Safety Earl Wolff, who hasn’t played since the Packers game on Nov. 10 because of a knee injury, was participating in practice Tuesday, but according to defensive coordinator Bill Davis is still day-to-day. The rookie has missed four games.
Davis also called Coleman “week-to-week.”
The injuries left the Eagles with just cornerbacks Cary Williams, Bradley Fletcher, Curtis Marsh and Roc Carmichael, and safeties Patrick Chung and Nate Allen healthy and practicing.
Practice squad safety Keelan Johnson also participated in practice.
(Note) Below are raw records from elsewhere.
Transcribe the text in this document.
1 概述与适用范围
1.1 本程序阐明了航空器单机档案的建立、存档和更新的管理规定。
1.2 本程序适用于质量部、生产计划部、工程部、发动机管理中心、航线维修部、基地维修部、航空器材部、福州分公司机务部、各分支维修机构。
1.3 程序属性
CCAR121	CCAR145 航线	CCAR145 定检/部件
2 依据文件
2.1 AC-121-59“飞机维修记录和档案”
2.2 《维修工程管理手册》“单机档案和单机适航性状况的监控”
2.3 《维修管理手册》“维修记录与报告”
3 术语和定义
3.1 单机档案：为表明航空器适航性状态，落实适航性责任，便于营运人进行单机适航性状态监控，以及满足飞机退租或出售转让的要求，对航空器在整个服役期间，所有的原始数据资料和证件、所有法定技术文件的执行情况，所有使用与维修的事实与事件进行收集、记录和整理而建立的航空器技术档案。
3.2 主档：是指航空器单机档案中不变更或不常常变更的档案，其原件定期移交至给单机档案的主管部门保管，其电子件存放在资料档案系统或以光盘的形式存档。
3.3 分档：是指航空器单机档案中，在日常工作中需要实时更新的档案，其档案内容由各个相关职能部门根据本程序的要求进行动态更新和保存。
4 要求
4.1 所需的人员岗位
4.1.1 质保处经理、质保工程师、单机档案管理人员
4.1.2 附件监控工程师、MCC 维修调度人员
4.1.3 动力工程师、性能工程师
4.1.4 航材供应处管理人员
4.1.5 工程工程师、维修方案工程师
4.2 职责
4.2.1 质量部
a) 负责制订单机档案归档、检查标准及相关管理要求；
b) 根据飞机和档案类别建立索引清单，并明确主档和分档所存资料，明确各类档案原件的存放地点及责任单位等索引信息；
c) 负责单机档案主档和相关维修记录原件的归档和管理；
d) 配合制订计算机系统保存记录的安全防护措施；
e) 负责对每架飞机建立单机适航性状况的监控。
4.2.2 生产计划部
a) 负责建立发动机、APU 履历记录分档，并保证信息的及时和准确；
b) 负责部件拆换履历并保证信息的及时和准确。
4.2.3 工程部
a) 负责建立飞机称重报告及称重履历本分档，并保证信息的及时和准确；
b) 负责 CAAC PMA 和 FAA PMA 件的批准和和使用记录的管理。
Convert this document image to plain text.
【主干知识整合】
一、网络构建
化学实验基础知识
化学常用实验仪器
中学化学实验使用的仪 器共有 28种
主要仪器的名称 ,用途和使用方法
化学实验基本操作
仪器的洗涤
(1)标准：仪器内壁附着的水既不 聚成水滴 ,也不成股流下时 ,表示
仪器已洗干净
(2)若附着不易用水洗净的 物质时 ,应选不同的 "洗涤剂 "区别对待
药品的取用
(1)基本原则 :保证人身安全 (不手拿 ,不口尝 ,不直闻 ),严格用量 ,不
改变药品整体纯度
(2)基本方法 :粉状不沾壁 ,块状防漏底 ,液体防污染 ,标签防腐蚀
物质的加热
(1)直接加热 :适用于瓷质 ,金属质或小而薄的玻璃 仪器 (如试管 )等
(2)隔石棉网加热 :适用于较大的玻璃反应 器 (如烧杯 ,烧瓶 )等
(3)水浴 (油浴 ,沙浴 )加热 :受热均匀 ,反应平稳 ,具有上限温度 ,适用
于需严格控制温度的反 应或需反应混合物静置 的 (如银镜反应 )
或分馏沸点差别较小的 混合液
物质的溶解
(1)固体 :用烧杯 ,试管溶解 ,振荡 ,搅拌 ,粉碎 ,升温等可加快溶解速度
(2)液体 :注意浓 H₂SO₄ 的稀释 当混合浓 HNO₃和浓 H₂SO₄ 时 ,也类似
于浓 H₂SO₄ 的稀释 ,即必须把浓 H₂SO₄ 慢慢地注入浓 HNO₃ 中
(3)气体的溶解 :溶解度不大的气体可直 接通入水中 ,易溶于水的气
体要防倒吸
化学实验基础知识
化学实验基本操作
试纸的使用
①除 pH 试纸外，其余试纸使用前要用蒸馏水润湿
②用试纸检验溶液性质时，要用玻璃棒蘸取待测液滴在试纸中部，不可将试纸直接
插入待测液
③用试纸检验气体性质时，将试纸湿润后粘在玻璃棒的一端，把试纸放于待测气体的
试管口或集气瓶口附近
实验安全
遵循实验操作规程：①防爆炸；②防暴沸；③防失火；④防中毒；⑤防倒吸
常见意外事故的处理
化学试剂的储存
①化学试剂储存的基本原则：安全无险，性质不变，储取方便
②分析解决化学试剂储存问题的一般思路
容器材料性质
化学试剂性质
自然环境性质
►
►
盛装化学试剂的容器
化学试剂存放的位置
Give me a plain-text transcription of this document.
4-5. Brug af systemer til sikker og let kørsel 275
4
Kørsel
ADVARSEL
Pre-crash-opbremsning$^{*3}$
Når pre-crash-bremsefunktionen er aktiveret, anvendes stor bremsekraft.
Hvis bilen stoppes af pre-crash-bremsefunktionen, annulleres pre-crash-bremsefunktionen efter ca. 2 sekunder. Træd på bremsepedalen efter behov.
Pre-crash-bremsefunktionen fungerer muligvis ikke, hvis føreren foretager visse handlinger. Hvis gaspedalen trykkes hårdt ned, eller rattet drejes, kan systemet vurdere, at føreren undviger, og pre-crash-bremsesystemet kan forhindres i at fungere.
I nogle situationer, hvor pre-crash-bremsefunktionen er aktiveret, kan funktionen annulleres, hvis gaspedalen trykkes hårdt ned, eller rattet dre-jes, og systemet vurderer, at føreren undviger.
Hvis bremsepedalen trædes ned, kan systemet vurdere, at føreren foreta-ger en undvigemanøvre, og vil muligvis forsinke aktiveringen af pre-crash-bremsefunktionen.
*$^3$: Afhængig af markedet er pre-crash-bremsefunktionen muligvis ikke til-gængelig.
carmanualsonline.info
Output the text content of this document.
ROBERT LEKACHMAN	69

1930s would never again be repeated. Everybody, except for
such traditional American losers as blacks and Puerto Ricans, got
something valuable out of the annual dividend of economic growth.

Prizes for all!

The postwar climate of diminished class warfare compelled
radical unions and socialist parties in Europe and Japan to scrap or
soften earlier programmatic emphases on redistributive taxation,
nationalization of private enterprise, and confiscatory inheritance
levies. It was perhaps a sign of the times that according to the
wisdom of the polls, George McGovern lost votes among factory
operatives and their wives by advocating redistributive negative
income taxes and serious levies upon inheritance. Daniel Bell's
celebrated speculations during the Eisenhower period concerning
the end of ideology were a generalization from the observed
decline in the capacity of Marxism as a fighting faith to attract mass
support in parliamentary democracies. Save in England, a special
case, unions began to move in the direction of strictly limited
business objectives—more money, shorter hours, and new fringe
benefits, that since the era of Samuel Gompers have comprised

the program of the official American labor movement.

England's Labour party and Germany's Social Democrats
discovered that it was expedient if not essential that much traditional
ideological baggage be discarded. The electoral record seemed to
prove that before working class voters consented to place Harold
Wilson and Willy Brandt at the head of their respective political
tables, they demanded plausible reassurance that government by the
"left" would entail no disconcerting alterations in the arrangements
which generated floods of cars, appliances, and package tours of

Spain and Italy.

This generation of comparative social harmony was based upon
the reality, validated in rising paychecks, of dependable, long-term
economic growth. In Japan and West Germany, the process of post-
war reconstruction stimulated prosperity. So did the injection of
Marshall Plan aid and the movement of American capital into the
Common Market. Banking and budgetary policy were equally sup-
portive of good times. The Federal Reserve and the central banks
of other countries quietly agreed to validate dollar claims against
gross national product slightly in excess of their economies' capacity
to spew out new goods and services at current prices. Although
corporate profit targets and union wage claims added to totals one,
Johnson ranked 11th in NCAA Division I last year with five interceptions for Arizona State.
The fact that Boykin was able to watch practice in the Eagles’ indoor bubble while loud music blasted from the huge overhead speakers was a very encouraging sign.
Generally, those recovering from a concussion are very sensitive to light and noise, so Boykin just being able to tolerate the music is an indication that he’s likely well along the recovery process.
Because most teams don’t practice on Tuesday, the NFL does not require teams to issue an official injury report until Wednesday.
The Eagles’ secondary was decimated both by injuries and by the Vikings Sunday.
Matt Cassel threw for 383 yards and two touchdowns for the Vikings. He became the first quarterback to throw for 350 or more yards and average over 10 1/2 yards per attempt against the Eagles since Joe Montana in 1989.
The Eagles rank 31st in the NFL in pass defense, allowing 291.6 yards per game. Only the Cowboys (297.4) are worse.